In conjunction with AIME'09, a full-day tutorial will be held on 19th July.
Introduction to Clinical Data Mining
John H. Holmes, PhD
University of Pennsylvania School of Medicine
This full-day tutorial will illustrate, via demonstration and hands-on experience, the application of data mining methodologies to a clinical database. A knowledge discovery life cycle model will be employed as the conceptual framework for the tutorial. Attendees will obtain practical experience in mining a database for use in clinical research, and ultimately for assisting with statistical analysis. We will focus on several well-known datasets for exploration in the tutorial, and we will learn and use the Weka data mining suite. Weka is freely available in the public domain, and runs on even modestly equipped computers within a Java runtime environment (JRE). Weka and the JRE will be distributed to attendees on CD-ROM free of charge. Attendees will be encouraged to bring laptops to the tutorial. Those who do not bring laptops will benefit from the detailed demonstrations in the tutorial.
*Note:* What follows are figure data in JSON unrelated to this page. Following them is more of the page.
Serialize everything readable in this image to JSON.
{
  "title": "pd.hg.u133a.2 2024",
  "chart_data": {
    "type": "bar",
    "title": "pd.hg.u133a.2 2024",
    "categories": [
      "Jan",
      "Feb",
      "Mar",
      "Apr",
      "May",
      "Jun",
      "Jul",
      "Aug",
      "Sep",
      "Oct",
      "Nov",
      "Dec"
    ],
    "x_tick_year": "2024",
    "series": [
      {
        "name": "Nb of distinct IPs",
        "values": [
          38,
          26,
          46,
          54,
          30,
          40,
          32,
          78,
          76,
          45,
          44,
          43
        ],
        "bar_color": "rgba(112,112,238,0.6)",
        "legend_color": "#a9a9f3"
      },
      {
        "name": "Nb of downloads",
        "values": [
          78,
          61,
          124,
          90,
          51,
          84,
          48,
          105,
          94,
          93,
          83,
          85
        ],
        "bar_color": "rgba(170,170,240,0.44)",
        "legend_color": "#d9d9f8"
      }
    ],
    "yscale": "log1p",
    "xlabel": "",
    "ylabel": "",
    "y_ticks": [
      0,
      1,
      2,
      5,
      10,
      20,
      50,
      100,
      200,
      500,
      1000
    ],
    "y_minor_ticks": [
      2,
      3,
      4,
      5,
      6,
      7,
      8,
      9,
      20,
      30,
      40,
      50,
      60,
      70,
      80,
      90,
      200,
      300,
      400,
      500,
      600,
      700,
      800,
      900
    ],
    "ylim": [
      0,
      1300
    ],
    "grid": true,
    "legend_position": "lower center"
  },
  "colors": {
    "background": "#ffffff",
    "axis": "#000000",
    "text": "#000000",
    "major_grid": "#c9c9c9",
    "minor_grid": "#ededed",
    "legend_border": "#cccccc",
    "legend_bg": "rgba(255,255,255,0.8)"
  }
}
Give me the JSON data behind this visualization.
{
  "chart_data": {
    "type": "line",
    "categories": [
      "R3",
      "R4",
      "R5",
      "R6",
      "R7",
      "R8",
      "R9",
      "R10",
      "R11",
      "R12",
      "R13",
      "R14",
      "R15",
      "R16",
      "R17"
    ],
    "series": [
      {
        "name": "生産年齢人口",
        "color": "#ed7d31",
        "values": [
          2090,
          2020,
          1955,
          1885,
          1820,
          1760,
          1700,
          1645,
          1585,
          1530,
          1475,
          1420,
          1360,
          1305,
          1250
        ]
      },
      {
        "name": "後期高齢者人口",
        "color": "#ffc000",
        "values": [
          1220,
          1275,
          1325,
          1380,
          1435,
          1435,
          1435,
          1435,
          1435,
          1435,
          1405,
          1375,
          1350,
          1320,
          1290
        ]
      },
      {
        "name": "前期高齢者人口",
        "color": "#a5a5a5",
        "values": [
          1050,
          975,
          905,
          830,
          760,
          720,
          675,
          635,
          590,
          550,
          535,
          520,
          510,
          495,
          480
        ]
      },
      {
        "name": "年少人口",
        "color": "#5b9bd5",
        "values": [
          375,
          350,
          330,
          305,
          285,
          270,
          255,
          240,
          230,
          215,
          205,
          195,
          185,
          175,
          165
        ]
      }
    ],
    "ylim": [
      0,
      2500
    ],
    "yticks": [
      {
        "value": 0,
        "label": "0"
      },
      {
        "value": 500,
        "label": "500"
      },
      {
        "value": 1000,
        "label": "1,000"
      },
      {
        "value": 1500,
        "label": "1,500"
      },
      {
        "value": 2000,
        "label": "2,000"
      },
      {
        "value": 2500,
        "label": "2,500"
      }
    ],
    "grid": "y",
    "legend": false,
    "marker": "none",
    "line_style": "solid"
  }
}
We will focus on several families of data mining methodologies, including trees, clustering, Bayesian classification, evolutionary computation, visualization, and statistical classifiers. After a discussion of the general characteristics of biomedical data, such as missing values and feature selection problems, and methods for preparing biomedical data for mining, we will introduce examine examples of the selected families of tools for mining biomedical data, including thorough algorithmic descriptions, functional examples, and live demonstrations of each on several real-world biomedical datasets. The applications will focus specifically on rule discovery, emergence of clinical prediction rules, classification, and clustering, as appropriate to each method. The advantages and disadvantages of each method will be discussed in detail. The tutorial will also include a rigorous discussion of methods for evaluating the results obtained from mining biomedical data, including classification and prediction accuracy and test characteristics such as sensitivity, specificity, area under the receiver operating characteristic curve, and predictive values, the choice and use of suitable validation datasets, methods for comparing models, and the use of human expert panels in providing content for qualitative model validation.
Intended audience: Clinical and basic science researchers will benefit most from this tutorial. The content level is 50% beginner, 50% intermediate
Prerequisites: None, although some prior exposure to the basic methodologies of data mining may be helpful.